Silva and Richarlison reunite to get Everton buzzing
New Everton manager Marco Silva fielded 10 of the players he inherited from Sam Allardyce in the 2-1 Premier League win over Southampton on Saturday but the one who came in made all the difference.
By : migrator
Update: 2018-08-18 21:49 GMT
London
After scoring just five goals for Watford last season, Brazilian winger Richarlison has begun life at Everton with three in his first two games and marked his opening game at Goodison Park with a bullet header.
It was precisely the sort of finish that explains why Silva, who once bought him for Watford, invested a further 40 million pounds ($51 million) in making the 21-year-old central to his hopes of an Everton revival.
Richarlison is already Everton’s seventh top scorer for the entire year, just seven goals behind Wayne Rooney.
Southampton simply had no answer to the new boy, lining up with a series of crude challenges that led to four players being booked before the interval and another following afterwards.

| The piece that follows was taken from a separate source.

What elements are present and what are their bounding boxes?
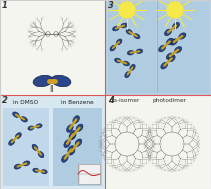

Richarlison clearly appreciates the faith Silva has shown in him, giving an indication in an interview with Premier League Brazil, of the bond that exists between them.
“Marco Silva is a great manager and has been very important to me here,” he said. “He is very attentive to the players, explains well whatever you have to do, he’s almost a professor” — an apt description for the man in charge of a team once known as the School of Science.
“I have no doubt that he will be one of the great managers in Europe in a short time. I’ve always played well with him and I hope I can repay the confidence on the field, delivering what he expects from me to the club and to my team mates,” he added.
Good as Richarlison’s goal was, Walcott’s opener was the one that really got Goodison buzzing because it showed how far the team have travelled since the Sam Allardyce era.
The move began on the edge of the area with a free kick, which Leighton Baines feinted to cross before rolling short to Morgan Schneiderlin. The Frenchman flicked a first-time pass forward to Walcott, who took one touch to control and a second to dink the ball past the keeper.
The routine had obviously been worked on the training ground, thrilling the supporters who spent much of last season complaining about Allardyce’s unadventurous football.
Silva, who has three new signings fighting to get into his team, is loath to criticise his predecessor but used a telling phrase in talking about how his team were quickly adapting to new ways.
“Everything is different,” he said.
And that is precisely what Everton’s fans were hoping for.